Diciamo che Suburbicon è una versione annacquata di un altro film presente a Venezia 74, Three Billboards Outside Ebbing, Missouri di Martin McDonagh. La pellicola di McDonagh è un filmone, quella di Clooney è un filmetto. Per carità il cast funziona, Matt Damon è bravo e buffo, Julianne Moore doppiamente brava e Oscar Isaac (il migliore del cast) lascia il segno. Ma non basta. Il film è un divertissement ove ne succedono di tutti i colori (non solo il bianco e il nero), in cui però da un certo punto in poi si spinge troppo sul pedale dell’acceleratore e sembra più che altro di ritrovarsi nel mondo dei Looney Tunes, con tanto di tipiche scene di piccole catastrofi, tipo Will Coyote che d’improvviso viene colpito dalla qualsiasi. Il piccolo mondo di Suburbicon precipita e con lui il film. Esilarante come una barzelletta ascoltata in auto poco prima di andare a comprare il latte, codesto film di Clooney porta con sé naturalmente tutti i discorsi politici dell’attore-regista, sbeffeggiando quel mondo di zotici bianchi, da una parte, e quello di bianchi apparentemente corretti e in ordine all’interno delle loro perfette vite domestiche, dall’altra. Quei bianchi che non vedono l’ora di sbarazzarsi dello straniero. Tema, questo sul discriminare, abbastanza presente alla Mostra.

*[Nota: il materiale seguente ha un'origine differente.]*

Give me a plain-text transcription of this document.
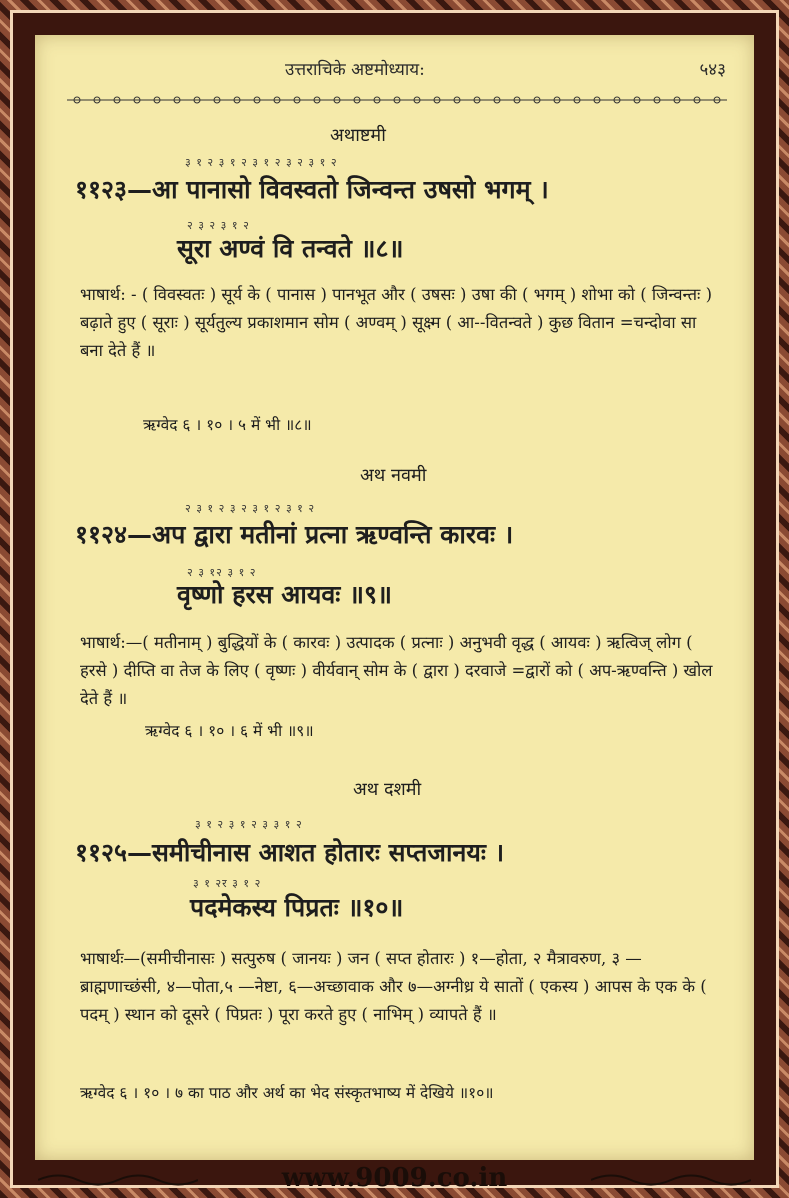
उत्तराचिके अष्टमोध्याय:	५४३
अथाष्टमी
३ १ २ ३ १ २ ३ १ २ ३ २ ३ १ २
११२३—आ पानासो विवस्वतो जिन्वन्त उषसो भगम् ।
२ ३ २ ३ १ २
सूरा अण्वं वि तन्वते ॥८॥
भाषार्थ: - ( विवस्वतः ) सूर्य के ( पानास ) पानभूत और ( उषसः ) उषा की ( भगम् ) शोभा को ( जिन्वन्तः ) बढ़ाते हुए ( सूराः ) सूर्यतुल्य प्रकाशमान सोम ( अण्वम् ) सूक्ष्म ( आ--वितन्वते ) कुछ वितान =चन्दोवा सा बना देते हैं ॥
ऋग्वेद ६ । १० । ५ में भी ॥८॥
अथ नवमी
२ ३ १ २ ३ २ ३ १ २ ३ १ २
११२४—अप द्वारा मतीनां प्रत्ना ऋण्वन्ति कारवः ।
२ ३ १२ ३ १ २
वृष्णो हरस आयवः ॥९॥
भाषार्थ:—( मतीनाम् ) बुद्धियों के ( कारवः ) उत्पादक ( प्रत्नाः ) अनुभवी वृद्ध ( आयवः ) ऋत्विज् लोग ( हरसे ) दीप्ति वा तेज के लिए ( वृष्णः ) वीर्यवान् सोम के ( द्वारा ) दरवाजे =द्वारों को ( अप-ऋण्वन्ति ) खोल देते हैं ॥
ऋग्वेद ६ । १० । ६ में भी ॥९॥
अथ दशमी
३ १ २ ३ १ २ ३ ३ १ २
११२५—समीचीनास आशत होतारः सप्तजानयः ।
३ १ २र ३ १ २
पदमेकस्य पिप्रतः ॥१०॥
भाषार्थः—(समीचीनासः ) सत्पुरुष ( जानयः ) जन ( सप्त होतारः ) १—होता, २ मैत्रावरुण, ३ —ब्राह्मणाच्छंसी, ४—पोता,५ —नेष्टा, ६—अच्छावाक और ७—अग्नीध्र ये सातों ( एकस्य ) आपस के एक के ( पदम् ) स्थान को दूसरे ( पिप्रतः ) पूरा करते हुए ( नाभिम् ) व्यापते हैं ॥
ऋग्वेद ६ । १० । ७ का पाठ और अर्थ का भेद संस्कृतभाष्य में देखिये ॥१०॥
www.9009.co.in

Come Helen Mirren nel bellissimo film di Virzì getta con disprezzo una spilletta di Trump, anche qui vediamo un oggetto dell’ignoranza razzista gettata a terra. Il discorso politico è palese ed il suo intento è sia ridicolizzare che denunciare. Mostrare come sia importante – ora più che mai – raccontare le brutture del contemporaneo essere umano spaventato dallo straniero e straniero anche a se stesso (si veda qui il toccante documentario su Jim Carrey, presentato sempre a Venezia 74). Clooney dietro la macchina da presa ha sì il gusto grottesco dei Coen, ma toglie sia il meglio dei Coen che il meglio di sé, ed il risultato finale è un divertimento piatto. Uno scherzo simpatico. Un dimenticabile momento di spensieratezza. Questo perché probabilmente i Coen registi avrebbero realizzato un film più cupo, meno edificante, con un tono più pessimista. Clooney, invece, tira fuori il democratico che c’è in lui è realizza una pellicola senza arte né parte – in quanto in bilico tra due linguaggi – arrivando a dirci una cosa che sapevamo già tutti, ossia che la mente dei ragazzini è molto più aperta e costruttiva di quella degli adulti.
Non c’è una piacevole freschezza nel film. Troppo pressante la presenza (assenza) dei Coen che, come detto, avrebbero forse sì fatto divertire ma anche creato momenti più cupi e cinici. Momenti meno esagitati in questa forma di un sollazzo quasi fine a se stesso. Non che Suburbicon sia un brutto film, anzi. Semplicemente non è nulla di eccezionale, rimane ingabbiato in una sorta di miscellanea schizoide. Lo guardi, ti fai due risate e finisce lì. Ne perde in ciò anche l’elemento sociale. La famiglia afroamericana è totalmente privata di una qualsivoglia personalità, sono pressoché tutti muti. Forse approfondire un po’ di più anche il loro quadro famigliare avrebbe dato meno evanescenza alla pellicola. Mi vuoi in fondo dire che la discriminazione è una nauseabonda piaga, ma tu stesso non dai spazio a quei neri discriminati. Sono come tre manichini che si riuniscono a cena e che al più cercano di non farsi conquistare la casa dagli invasori veri e propri: i bianchi, che siano bianchi nazisti dell’Illinois o del nordest. Solo per fare un esempio delle numerose pecche del film e del suo essere un simpatico esercizio e nulla più.